This spooky robot uses inflatable tentacles to grab delicate items

Sometimes the best grabbing tool is a bunch of worm-like noodle fingers.
Harvard robotic arm with tentacle filaments gripping succulent plant
Look at all those little tentacles. Harvard Microrobotics Lab/Harvard SEAS

Harvard researchers, presumably to get into the Halloween spirit of things, have unveiled a horrifying new robotic arm with tentacle fingers capable of grasping extremely delicate objects like houseplants and glassware. The engineers at the university’s John A. Paulson School of Engineering and Applied Sciences (SEAS) used hollow rubber tubing to craft a robot hand featuring what looks like flesh-colored spaghetti that can coil around, or in, its subject before winding back up into a wormy, curly tangle. Watch Harvard’s video below to see the bizarrely delicate creation in action.
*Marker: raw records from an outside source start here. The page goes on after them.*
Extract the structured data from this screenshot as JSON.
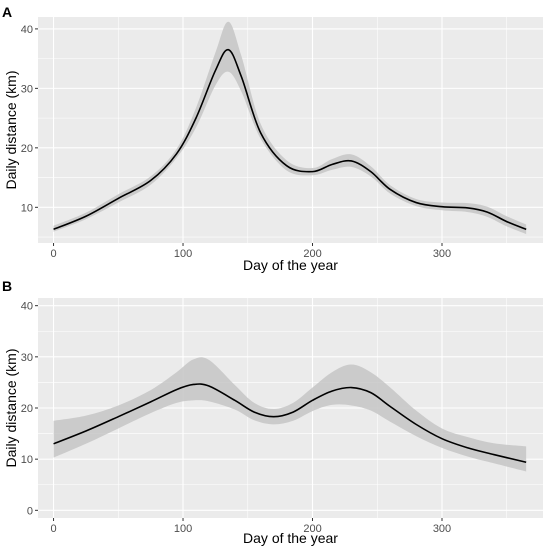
{
  "chart_data": [
    {
      "panel_label": "A",
      "type": "line",
      "xlabel": "Day of the year",
      "ylabel": "Daily distance (km)",
      "xlim": [
        -12,
        378
      ],
      "ylim": [
        4,
        42
      ],
      "xticks": [
        0,
        100,
        200,
        300
      ],
      "yticks": [
        10,
        20,
        30,
        40
      ],
      "grid": true,
      "series": [
        {
          "x": [
            0,
            25,
            50,
            75,
            95,
            110,
            125,
            135,
            145,
            160,
            180,
            200,
            215,
            230,
            245,
            260,
            280,
            300,
            320,
            335,
            350,
            365
          ],
          "y": [
            6.3,
            8.5,
            11.5,
            14.5,
            19,
            25,
            33,
            36.5,
            32,
            22.5,
            17,
            16,
            17.2,
            17.8,
            16,
            13,
            10.8,
            10.1,
            9.9,
            9.2,
            7.6,
            6.3
          ],
          "lower": [
            5.9,
            8.0,
            10.8,
            13.8,
            18.3,
            23.4,
            30.5,
            32.8,
            29.5,
            21.5,
            16.2,
            15.4,
            16.3,
            16.8,
            15.2,
            12.3,
            10.2,
            9.5,
            9.2,
            8.4,
            6.8,
            5.5
          ],
          "upper": [
            6.9,
            9.1,
            12.2,
            15.2,
            19.8,
            26.7,
            36.0,
            41.2,
            35.5,
            24.0,
            17.9,
            16.6,
            18.1,
            18.9,
            16.9,
            13.7,
            11.4,
            10.8,
            10.7,
            10.1,
            8.5,
            7.1
          ]
        }
      ]
    },
    {
      "panel_label": "B",
      "type": "line",
      "xlabel": "Day of the year",
      "ylabel": "Daily distance (km)",
      "xlim": [
        -12,
        378
      ],
      "ylim": [
        -1.5,
        41.5
      ],
      "xticks": [
        0,
        100,
        200,
        300
      ],
      "yticks": [
        0,
        10,
        20,
        30,
        40
      ],
      "grid": true,
      "series": [
        {
          "x": [
            0,
            25,
            50,
            75,
            95,
            108,
            120,
            140,
            155,
            170,
            185,
            200,
            215,
            230,
            245,
            260,
            280,
            300,
            320,
            340,
            365
          ],
          "y": [
            13,
            15.5,
            18.3,
            21.2,
            23.6,
            24.6,
            24.3,
            21.5,
            19.2,
            18.3,
            19.2,
            21.5,
            23.3,
            24,
            23,
            20.3,
            16.8,
            14,
            12.2,
            10.9,
            9.4
          ],
          "lower": [
            10.3,
            13.0,
            16.0,
            19.0,
            21.0,
            21.5,
            21.3,
            19.7,
            17.6,
            16.8,
            17.5,
            19.4,
            20.6,
            20.5,
            19.5,
            17.3,
            14.5,
            12.2,
            10.5,
            9.2,
            7.6
          ],
          "upper": [
            17.5,
            18.5,
            20.5,
            23.5,
            27.0,
            29.5,
            29.4,
            24.5,
            21.0,
            19.8,
            21.0,
            24.0,
            27.0,
            28.5,
            27.0,
            24.0,
            19.5,
            16.0,
            14.3,
            13.1,
            12.5
          ]
        }
      ]
    }
  ]
}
Robot arms often attempt to mimic human hands, which are evolutionarily primed for grasping objects thanks to our fingers and opposable thumbs. That said, our mammalian mitts are pretty complicated biological tools, and as such, are difficult to fully mirror with even some of the most advanced robotics. Instead of optimizing neural networks, sensors, feedback loops, and artificial intelligence systems, however, Harvard’s project leads relied on some relatively basic concepts like inflatable tubing. “The gripper relies on simple inflation to wrap around objects and doesn’t require sensing, planning, or feedback control,” reads Harvard’s recent writeup.

[Related: Meet the world’s speediest laundry-folding robot.]
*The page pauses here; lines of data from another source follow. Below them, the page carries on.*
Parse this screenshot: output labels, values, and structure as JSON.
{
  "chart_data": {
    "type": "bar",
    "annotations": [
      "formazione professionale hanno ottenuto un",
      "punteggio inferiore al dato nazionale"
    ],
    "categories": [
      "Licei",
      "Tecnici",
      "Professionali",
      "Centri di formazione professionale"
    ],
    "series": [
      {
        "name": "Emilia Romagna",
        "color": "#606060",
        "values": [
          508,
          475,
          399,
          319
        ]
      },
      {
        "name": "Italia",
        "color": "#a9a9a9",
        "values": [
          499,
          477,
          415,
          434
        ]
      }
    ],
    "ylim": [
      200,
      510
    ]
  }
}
Researchers came up with the idea from studying other animals—in this case, the anatomy of creatures like octopi and jellyfish. Octopus arms don’t inflate, but instead relying on musculature and immensely powerful suction cups with “piston-like” grip abilities, while jellyfish tentacles rely on neurotoxin venom to stun prey ensnare them. Combine the muscular flexibility of octopus with the tangling abilities of a jellyfish, and you start approaching Tentacle-Bot.

“Taking inspiration from nature, [researchers] designed a new type of soft, robotic gripper that uses a collection of thin tentacles to entangle and ensnare objects, similar to how jellyfish collect stunned prey,” the announcement continues, which isn’t disturbing in the least.

While each individual noodle is relatively weak, a group of them acting together can securely grasp items without damaging them in the process. The developer team hopes their invention could soon have real-world applications in industrial settings like agricultural production and distribution of even the most delicate tomatoes and bananas. One day, the wiggly robot could work within the medical field when handling delicate tissues.